Start the run and wait for row-level results.
5

Review failures

Inspect failing rows, evaluator reasons, output, cost, latency, and token usage.

Read evaluation results

Review results at three levels:
LevelWhat to inspect
Run summaryOverall pass rate, score, cost, latency, and whether the run is good enough for release.
Evaluator resultWhich rule failed, why it failed, and whether the evaluator itself looks reliable.
Dataset rowThe exact input, expected behavior, actual output, and row metadata.
Use row-level failures to decide whether the prompt, dataset, evaluator, or product expectation needs to change.

Distinguish prompt failures from test failures

Not every failing evaluation means the prompt is wrong.
Failure typeWhat to do
Prompt output is wrongFix the prompt, tool instructions, schema, or model settings.
Evaluator is too broadRewrite the rubric or split it into narrower evaluators.
Dataset row is staleUpdate or archive the row.
Expected value is wrongFix the expected output or label.
Tool/backend failureInspect traces or backend logs before changing prompt text.
Provider/model issueCompare with another model or review provider status.

Use continuous evaluation

Continuous evaluation scores production traces when configured. Results can appear in Traces and aggregate into Monitor. Use continuous evaluation when:
  • The requirement is important after deployment.
  • Production inputs differ from test datasets.
  • You need quality signals next to latency, cost, and traffic.
  • Improve should have strong regression checks.
Sampling can reduce cost for high-volume traffic. Choose a sample rate that gives useful signal without making every request expensive.

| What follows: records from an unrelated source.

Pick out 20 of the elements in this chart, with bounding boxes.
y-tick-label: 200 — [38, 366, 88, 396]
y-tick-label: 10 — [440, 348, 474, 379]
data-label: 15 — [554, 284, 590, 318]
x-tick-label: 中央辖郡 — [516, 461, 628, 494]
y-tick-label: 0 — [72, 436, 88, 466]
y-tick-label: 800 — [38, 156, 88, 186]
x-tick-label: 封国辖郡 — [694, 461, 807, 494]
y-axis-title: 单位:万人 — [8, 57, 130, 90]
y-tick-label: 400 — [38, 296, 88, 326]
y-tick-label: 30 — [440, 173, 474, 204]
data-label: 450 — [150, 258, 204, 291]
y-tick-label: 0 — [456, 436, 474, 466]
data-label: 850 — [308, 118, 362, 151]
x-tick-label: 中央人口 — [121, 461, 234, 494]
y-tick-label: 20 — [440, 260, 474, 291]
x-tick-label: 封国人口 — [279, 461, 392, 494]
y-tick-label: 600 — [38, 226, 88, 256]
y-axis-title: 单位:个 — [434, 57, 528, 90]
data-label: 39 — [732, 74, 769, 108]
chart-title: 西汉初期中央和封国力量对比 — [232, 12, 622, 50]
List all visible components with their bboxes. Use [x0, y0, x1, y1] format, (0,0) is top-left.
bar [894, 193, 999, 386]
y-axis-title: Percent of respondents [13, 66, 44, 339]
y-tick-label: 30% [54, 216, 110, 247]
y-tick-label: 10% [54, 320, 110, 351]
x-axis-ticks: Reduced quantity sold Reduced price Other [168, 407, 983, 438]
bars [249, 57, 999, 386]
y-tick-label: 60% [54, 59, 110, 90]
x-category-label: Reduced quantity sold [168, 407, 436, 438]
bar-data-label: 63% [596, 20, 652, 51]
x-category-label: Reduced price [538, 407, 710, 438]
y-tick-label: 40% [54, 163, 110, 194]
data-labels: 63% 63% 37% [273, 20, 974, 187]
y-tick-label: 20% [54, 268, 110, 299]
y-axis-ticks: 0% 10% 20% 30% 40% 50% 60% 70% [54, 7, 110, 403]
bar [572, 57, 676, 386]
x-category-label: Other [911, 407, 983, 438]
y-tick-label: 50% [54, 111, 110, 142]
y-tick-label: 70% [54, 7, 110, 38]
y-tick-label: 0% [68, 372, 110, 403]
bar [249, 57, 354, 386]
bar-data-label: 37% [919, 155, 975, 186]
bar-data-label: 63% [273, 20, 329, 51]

Connect evaluation failures to other workflows

After a failed evaluation:
  • Add the case to a regression dataset if it represents a real risk.
  • Open related production traces if the issue appears live.
  • Check Behaviors to see whether the pattern is recurring.
  • Start an Improve cycle if the fix belongs in prompt behavior.
  • Update deployment notes if the failure blocks release.

Evaluation review checklist

Before calling an evaluation run “passing”:
  • The dataset represents current product behavior.
  • The evaluator criteria match the release goal.
  • Failing rows are understood or fixed.
  • Cost and latency are acceptable.
  • Results are not driven by a single noisy evaluator.
  • The prompt version being evaluated is the version you intend to deploy.
Keep a small, trusted golden dataset for release gates and a broader exploratory dataset for discovery. Mixing the two makes releases harder to reason about.